Durban. Am Tag nach dem kleinen Erdbeben im DFB-Quartier in Erasmia hatte Joachim Löw am Dienstagabend in Durban eine für ihn scheinbar passable Lösung gefunden.

Der Puls der Nation benötigte dringend Normalmaß, so kurz vor dem Halbfinale durfte er keine Diskussion um das Kapitänsamt und damit um die Zukunft von Michael Ballack zulassen. Und also sprach der Trainer: "Michael Ballack ist gesund, er hat unser Quartier deshalb verlassen, weil unser Arzt ihm dringend geraten hat, jetzt mit dem Training zu beginnen."

Löw wirkte dabei durchaus gelassen. "Da wir unter besonderer Anspannung stehen und alle Physiotherapeuten auch mit der Mannschaft belastet sind, wird er jetzt zurückgehen. Und er wird am Wochenende auch wieder zur Mannschaft kommen - wenn wir im Halbfinale erfolgreich sind."

Der Bundestrainer hatte Fakten verkündet. Mehr wollte er jetzt nicht zulassen, es wird ohnehin das zweite große Thema neben Löws Zukunft nach der WM. Aber, bitte, nicht jetzt. Der Capitano also wird nach Südafrika zurückkehren, sollte Deutschland am Mittwoch gegen Spanien (20.30 Uhr) ins WM-Finale einziehen. Ein Zeichen der Harmonie, wo offenbar keine ist?

Denn Ballacks Mannschaftskollegen hatten in den letzten Tagen keine Möglichkeit ausgelassen, ihre große Distanz zum bis dato einzigen deutschen internationalen Star zu demonstrieren. Spätestens als Philipp Lahm am Vortag in einem durch den DFB autorisierten Interview seine Ansprüche angemeldet hatte, auch nach der WM Kapitän bleiben zu wollen, hing der Haussegen schief.

Eine Palastrevolution im Velmore Grande? "Der Zeitpunkt mit Abreise und diesen Aussagen war sicher nicht so glücklich", sagte Manager Oliver Bierhoff am Dienstaga und stellte klar: "Philipp ist der WM-Kapitän, und Michael Ballack ist der Kapitän." Auf diesen Kurs war auch Löw am Dienstag eingeschwenkt: "Das stört uns hier überhaupt nicht", sagte Löw trotzig vor dem Halbfinale.

"Natürlich würde Philipp auch gerne die Verantwortung weiter übernehmen, aber natürlich weiß er, dass der Trainer die Entscheidung nach der WM trifft." Jeder könne seine Meinung sagen, sagte Löw noch. Meinungsfreiheit, die bisweilen verwundert.

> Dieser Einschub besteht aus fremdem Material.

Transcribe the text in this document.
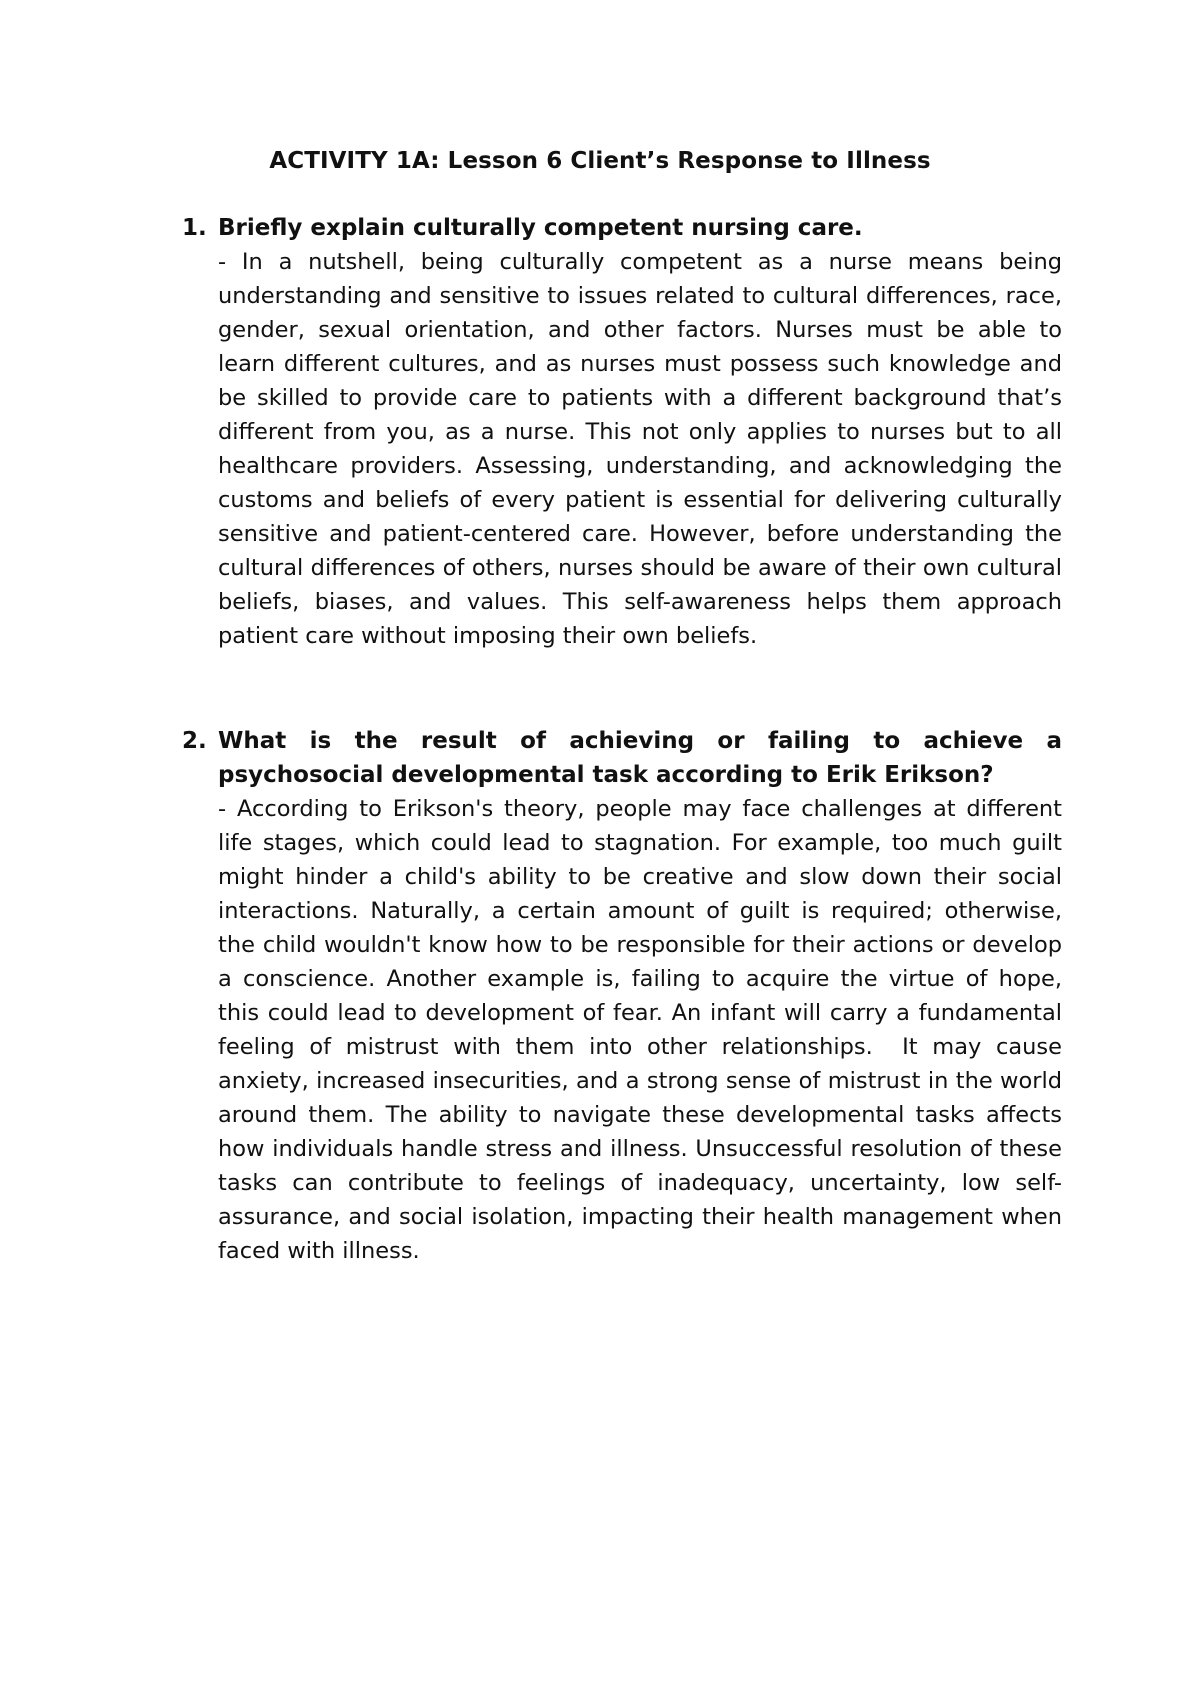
ACTIVITY 1A: Lesson 6 Client’s Response to Illness
1. Briefly explain culturally competent nursing care.

- In a nutshell, being culturally competent as a nurse means being understanding and sensitive to issues related to cultural differences, race, gender, sexual orientation, and other factors. Nurses must be able to learn different cultures, and as nurses must possess such knowledge and be skilled to provide care to patients with a different background that’s different from you, as a nurse. This not only applies to nurses but to all healthcare providers. Assessing, understanding, and acknowledging the customs and beliefs of every patient is essential for delivering culturally sensitive and patient-centered care. However, before understanding the cultural differences of others, nurses should be aware of their own cultural beliefs, biases, and values. This self-awareness helps them approach patient care without imposing their own beliefs.

2. What is the result of achieving or failing to achieve a psychosocial developmental task according to Erik Erikson?

- According to Erikson's theory, people may face challenges at different life stages, which could lead to stagnation. For example, too much guilt might hinder a child's ability to be creative and slow down their social interactions. Naturally, a certain amount of guilt is required; otherwise, the child wouldn't know how to be responsible for their actions or develop a conscience. Another example is, failing to acquire the virtue of hope, this could lead to development of fear. An infant will carry a fundamental feeling of mistrust with them into other relationships.  It may cause anxiety, increased insecurities, and a strong sense of mistrust in the world around them. The ability to navigate these developmental tasks affects how individuals handle stress and illness. Unsuccessful resolution of these tasks can contribute to feelings of inadequacy, uncertainty, low self-assurance, and social isolation, impacting their health management when faced with illness.
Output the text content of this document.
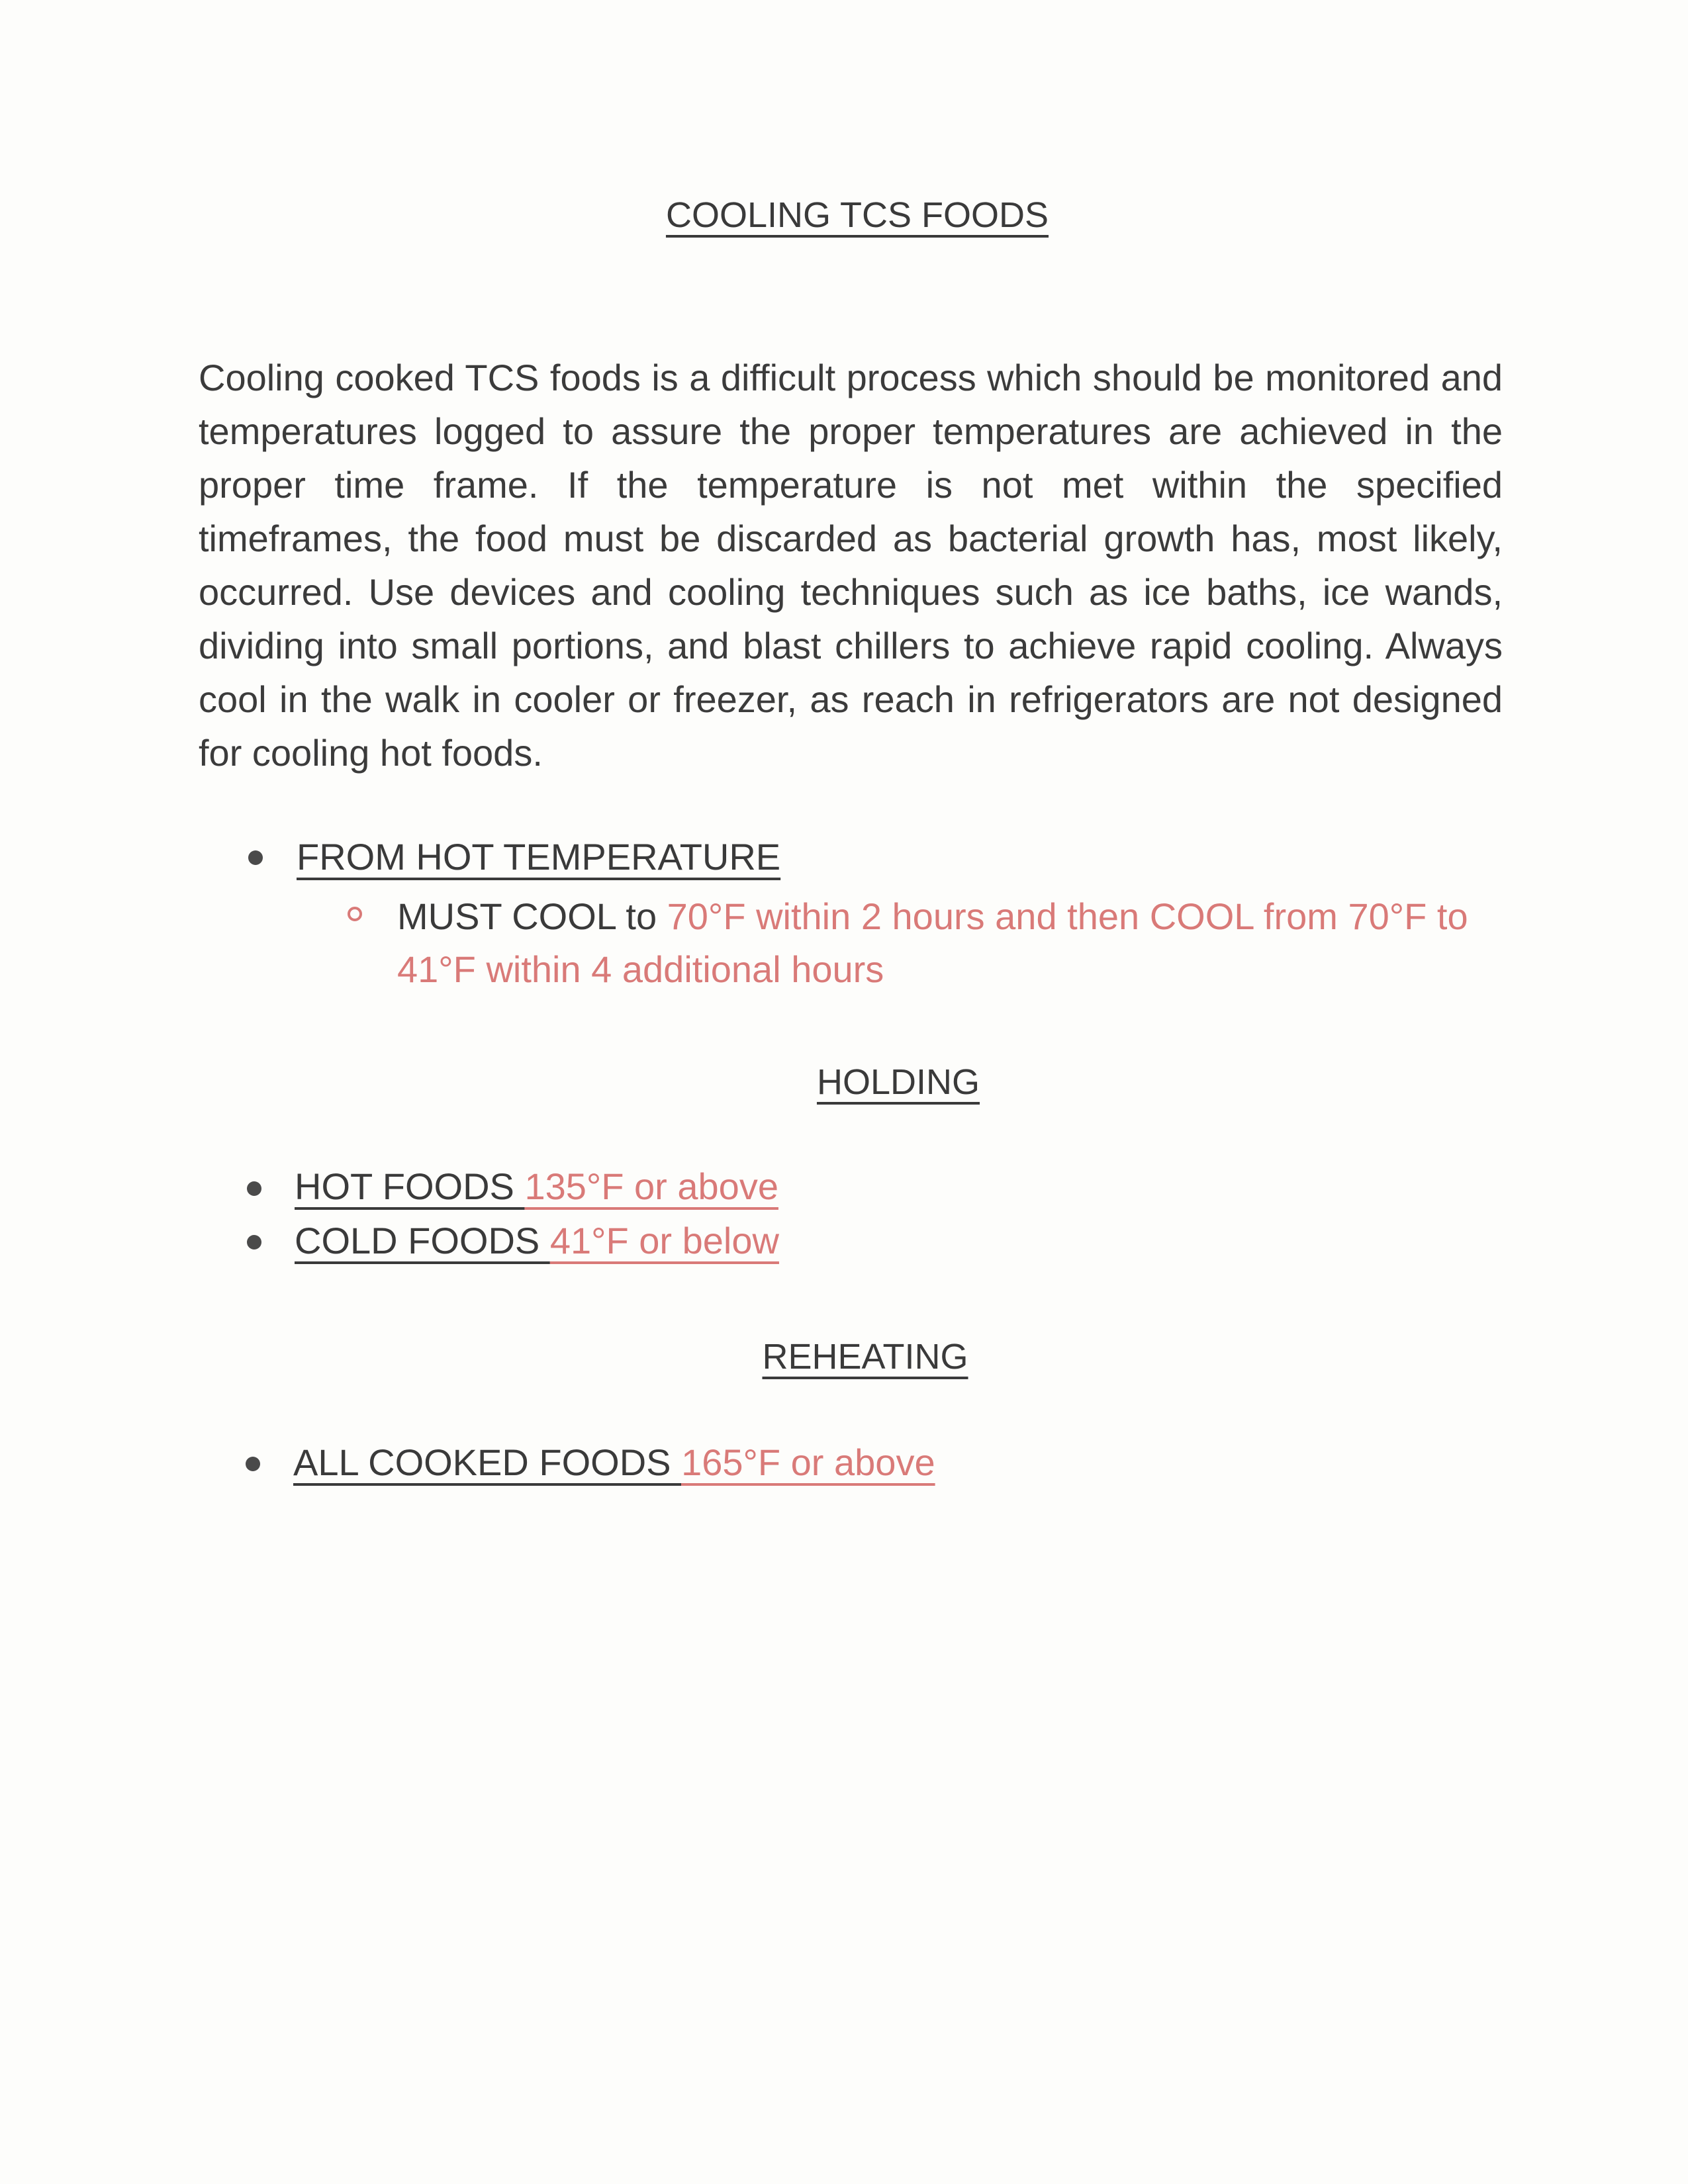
COOLING TCS FOODS

Cooling cooked TCS foods is a difficult process which should be monitored and temperatures logged to assure the proper temperatures are achieved in the proper time frame. If the temperature is not met within the specified timeframes, the food must be discarded as bacterial growth has, most likely, occurred. Use devices and cooling techniques such as ice baths, ice wands, dividing into small portions, and blast chillers to achieve rapid cooling. Always cool in the walk in cooler or freezer, as reach in refrigerators are not designed for cooling hot foods.

FROM HOT TEMPERATURE

MUST COOL to 70°F within 2 hours and then COOL from 70°F to 41°F within 4 additional hours

HOLDING
HOT FOODS 135°F or above
COLD FOODS 41°F or below
REHEATING
ALL COOKED FOODS 165°F or above
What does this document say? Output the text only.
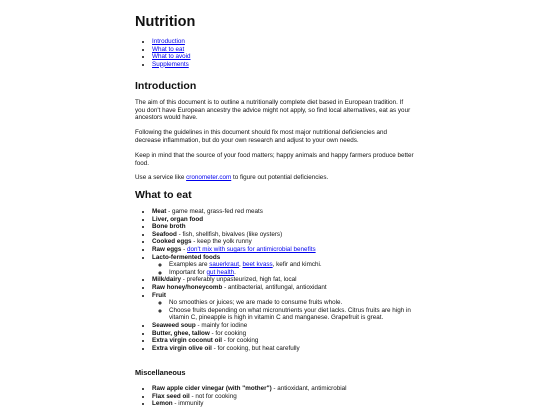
Nutrition
• Introduction
• What to eat
• What to avoid
• Supplements
Introduction

The aim of this document is to outline a nutritionally complete diet based in European tradition. If you don't have European ancestry the advice might not apply, so find local alternatives, eat as your ancestors would have.

Following the guidelines in this document should fix most major nutritional deficiencies and decrease inflammation, but do your own research and adjust to your own needs.

Keep in mind that the source of your food matters; happy animals and happy farmers produce better food.

Use a service like cronometer.com to figure out potential deficiencies.

What to eat
• Meat - game meat, grass-fed red meats
• Liver, organ food
• Bone broth
• Seafood - fish, shellfish, bivalves (like oysters)
• Cooked eggs - keep the yolk runny
• Raw eggs - don't mix with sugars for antimicrobial benefits
• Lacto-fermented foods
◦ Examples are sauerkraut, beet kvass, kefir and kimchi.
◦ Important for gut health.
• Milk/dairy - preferably unpasteurized, high fat, local
• Raw honey/honeycomb - antibacterial, antifungal, antioxidant
• Fruit
◦ No smoothies or juices; we are made to consume fruits whole.
◦ Choose fruits depending on what micronutrients your diet lacks. Citrus fruits are high in vitamin C, pineapple is high in vitamin C and manganese. Grapefruit is great.
• Seaweed soup - mainly for iodine
• Butter, ghee, tallow - for cooking
• Extra virgin coconut oil - for cooking
• Extra virgin olive oil - for cooking, but heat carefully
Miscellaneous
• Raw apple cider vinegar (with "mother") - antioxidant, antimicrobial
• Flax seed oil - not for cooking
• Lemon - immunity
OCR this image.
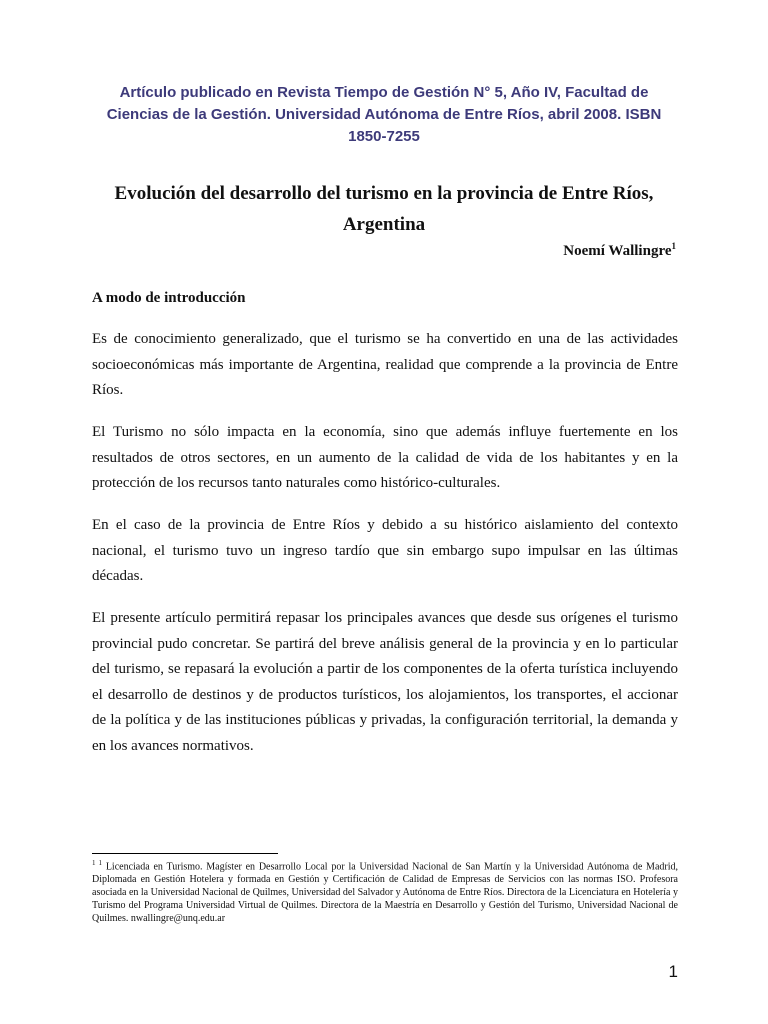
Artículo publicado en Revista Tiempo de Gestión N° 5, Año IV, Facultad de Ciencias de la Gestión. Universidad Autónoma de Entre Ríos, abril 2008. ISBN 1850-7255
Evolución del desarrollo del turismo en la provincia de Entre Ríos, Argentina
Noemí Wallingre$^1$
A modo de introducción

Es de conocimiento generalizado, que el turismo se ha convertido en una de las actividades socioeconómicas más importante de Argentina, realidad que comprende a la provincia de Entre Ríos.

El Turismo no sólo impacta en la economía, sino que además influye fuertemente en los resultados de otros sectores, en un aumento de la calidad de vida de los habitantes y en la protección de los recursos tanto naturales como histórico-culturales.

En el caso de la provincia de Entre Ríos y debido a su histórico aislamiento del contexto nacional, el turismo tuvo un ingreso tardío que sin embargo supo impulsar en las últimas décadas.

El presente artículo permitirá repasar los principales avances que desde sus orígenes el turismo provincial pudo concretar. Se partirá del breve análisis general de la provincia y en lo particular del turismo, se repasará la evolución a partir de los componentes de la oferta turística incluyendo el desarrollo de destinos y de productos turísticos, los alojamientos, los transportes, el accionar de la política y de las instituciones públicas y privadas, la configuración territorial, la demanda y en los avances normativos.

$^{1 1}$ Licenciada en Turismo. Magíster en Desarrollo Local por la Universidad Nacional de San Martín y la Universidad Autónoma de Madrid, Diplomada en Gestión Hotelera y formada en Gestión y Certificación de Calidad de Empresas de Servicios con las normas ISO. Profesora asociada en la Universidad Nacional de Quilmes, Universidad del Salvador y Autónoma de Entre Ríos. Directora de la Licenciatura en Hotelería y Turismo del Programa Universidad Virtual de Quilmes. Directora de la Maestría en Desarrollo y Gestión del Turismo, Universidad Nacional de Quilmes. nwallingre@unq.edu.ar
1
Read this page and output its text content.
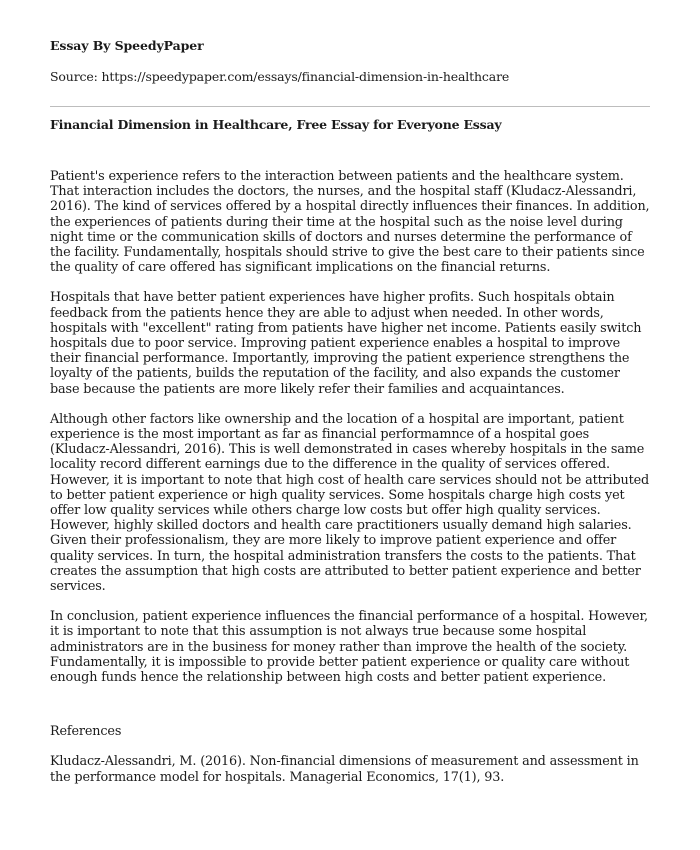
Essay By SpeedyPaper

Source: https://speedypaper.com/essays/financial-dimension-in-healthcare

Financial Dimension in Healthcare, Free Essay for Everyone Essay

Patient's experience refers to the interaction between patients and the healthcare system. That interaction includes the doctors, the nurses, and the hospital staff (Kludacz-Alessandri, 2016). The kind of services offered by a hospital directly influences their finances. In addition, the experiences of patients during their time at the hospital such as the noise level during night time or the communication skills of doctors and nurses determine the performance of the facility. Fundamentally, hospitals should strive to give the best care to their patients since the quality of care offered has significant implications on the financial returns.

Hospitals that have better patient experiences have higher profits. Such hospitals obtain feedback from the patients hence they are able to adjust when needed. In other words, hospitals with "excellent" rating from patients have higher net income. Patients easily switch hospitals due to poor service. Improving patient experience enables a hospital to improve their financial performance. Importantly, improving the patient experience strengthens the loyalty of the patients, builds the reputation of the facility, and also expands the customer base because the patients are more likely refer their families and acquaintances.

Although other factors like ownership and the location of a hospital are important, patient experience is the most important as far as financial performamnce of a hospital goes (Kludacz-Alessandri, 2016). This is well demonstrated in cases whereby hospitals in the same locality record different earnings due to the difference in the quality of services offered. However, it is important to note that high cost of health care services should not be attributed to better patient experience or high quality services. Some hospitals charge high costs yet offer low quality services while others charge low costs but offer high quality services. However, highly skilled doctors and health care practitioners usually demand high salaries. Given their professionalism, they are more likely to improve patient experience and offer quality services. In turn, the hospital administration transfers the costs to the patients. That creates the assumption that high costs are attributed to better patient experience and better services.

In conclusion, patient experience influences the financial performance of a hospital. However, it is important to note that this assumption is not always true because some hospital administrators are in the business for money rather than improve the health of the society. Fundamentally, it is impossible to provide better patient experience or quality care without enough funds hence the relationship between high costs and better patient experience.

References

Kludacz-Alessandri, M. (2016). Non-financial dimensions of measurement and assessment in the performance model for hospitals. Managerial Economics, 17(1), 93.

Denn was anderes sollte den durchaus intelligenten Lahm bewogen haben, zu diesem Zeitpunkt eine solche Diskussion zu eröffnen, als den Anführer Ballack von diesem sich gerade erst neu definierenden Team fern zu halten? Es ist kein Geheimnis mehr, dass der Neu-Leverkusener in dieser jungen Mannschaft weniger Freunde hat als Antipathien genießt.

Während Lahm den sozio-integrativen Stil pflegt und die Mannschaft stets einbezieht, lebte Ballack die Führungsrolle klassisch vor - und war innerhalb einer Generation, die nicht mehr seine ist, zum Anachronismus geraten. Anzeichen dafür - schaut man in die jüngere Geschichte - gab es genug: Vor einem Länderspiel in Köln philosophierte der in der DDR aufgewachsene Ballack schon einmal über die junge Fußball-Generation und die Unterschiede zu seiner Zeit.

"Bei uns war es klar, dass man erst einmal die Koffer tragen muss", sagte Ballack damals. Auch die Ohrfeige von Lukas Podolski gegen den Capitano am 1. April 2009 im Länderspiel in Wales war ein erstes Zeichen des Aufstandes - und nicht nur des Affekts.

Dass Lahm aber trotzdem den falschen Zeitpunkt für eine derartige Offensive gewählt hat, ist augenscheinlich. Auch nach der WM wäre der kleine Abwehrspieler mit den großen Ambitionen kraftvoll genug gewesen, seine Ansprüche zu untermauern - ohne sein eigentliches Ziel, Ballack abzulösen, zu gefährden. Dass er es dennoch und geplant getan hat, spricht für einen tiefen Riss zwischen Team und Kapitän. Die mögliche Rückkehr Ballacks nach Soccer City am Sonntag birgt Zündstoff. Auch wenn sie genau den nehmen sollte.